Early in its history as a resort, Monhegan became popular with artists who admired its dramatic views and agreeable isolation. To this day, the island village remains small and very limited in its services. Residents and visitors are drawn to plain living and traditional village life. The few unpaved roads are lined with stacks of lobster traps.
With few motor vehicles on the tiny island, Monhegan is laid out for walking and has 17 miles of trails. Children, in particular, enjoy the southern tip of the island, with its wrecked ship rusting away, lots of rocks to climb, and cairn-art (stacks of stones and driftwood made into fantasy sculptures). The views from the lighthouse are excellent, and its little museum is an amusing diversion.

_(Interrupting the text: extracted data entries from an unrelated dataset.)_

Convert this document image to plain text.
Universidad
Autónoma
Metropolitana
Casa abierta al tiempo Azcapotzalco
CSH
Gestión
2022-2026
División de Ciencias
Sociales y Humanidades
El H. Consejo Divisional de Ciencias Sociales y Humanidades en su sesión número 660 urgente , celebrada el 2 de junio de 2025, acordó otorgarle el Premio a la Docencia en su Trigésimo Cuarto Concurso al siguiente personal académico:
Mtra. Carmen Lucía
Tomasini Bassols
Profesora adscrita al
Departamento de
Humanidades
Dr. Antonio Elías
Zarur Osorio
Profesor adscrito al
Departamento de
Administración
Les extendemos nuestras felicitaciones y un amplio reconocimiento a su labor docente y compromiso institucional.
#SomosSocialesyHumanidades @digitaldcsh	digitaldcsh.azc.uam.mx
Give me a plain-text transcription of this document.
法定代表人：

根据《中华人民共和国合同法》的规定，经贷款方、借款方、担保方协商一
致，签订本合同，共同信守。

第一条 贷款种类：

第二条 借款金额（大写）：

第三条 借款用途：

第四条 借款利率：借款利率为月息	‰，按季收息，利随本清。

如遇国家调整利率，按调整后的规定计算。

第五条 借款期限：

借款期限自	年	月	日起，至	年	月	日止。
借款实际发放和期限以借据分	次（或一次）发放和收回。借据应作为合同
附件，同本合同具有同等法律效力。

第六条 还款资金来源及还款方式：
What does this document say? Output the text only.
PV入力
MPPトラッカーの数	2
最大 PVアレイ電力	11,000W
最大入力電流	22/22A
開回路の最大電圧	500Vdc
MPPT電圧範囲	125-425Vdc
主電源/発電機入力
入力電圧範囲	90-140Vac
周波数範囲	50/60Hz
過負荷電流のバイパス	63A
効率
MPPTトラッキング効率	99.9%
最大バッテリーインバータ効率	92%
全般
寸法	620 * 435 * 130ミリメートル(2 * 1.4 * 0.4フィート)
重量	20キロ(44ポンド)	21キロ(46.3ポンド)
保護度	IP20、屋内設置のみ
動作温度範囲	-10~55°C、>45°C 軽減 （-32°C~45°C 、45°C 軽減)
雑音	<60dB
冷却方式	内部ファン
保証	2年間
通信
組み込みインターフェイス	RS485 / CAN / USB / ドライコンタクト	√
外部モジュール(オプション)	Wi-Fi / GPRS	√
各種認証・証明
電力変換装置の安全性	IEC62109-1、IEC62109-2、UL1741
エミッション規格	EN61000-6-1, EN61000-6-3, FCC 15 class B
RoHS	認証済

The island’s environments – natural, social and commercial – are fragile and thus subject to strict rules: smoking and mountain biking are not allowed, and it’s a good idea to carry your garbage with you when you leave (bring a bag).
Unless you’ve made reservations well in advance at one of the island’s few lodgings, don’t plan on finding a room upon arrival. Make sure you take a day excursion from Port Clyde or Boothbay Harbor, and allow yourself at least a half-day to walk the trails over the rocks and around the shore. Stop at the 1824 lighthouse museum for a look at the keeper’s former house.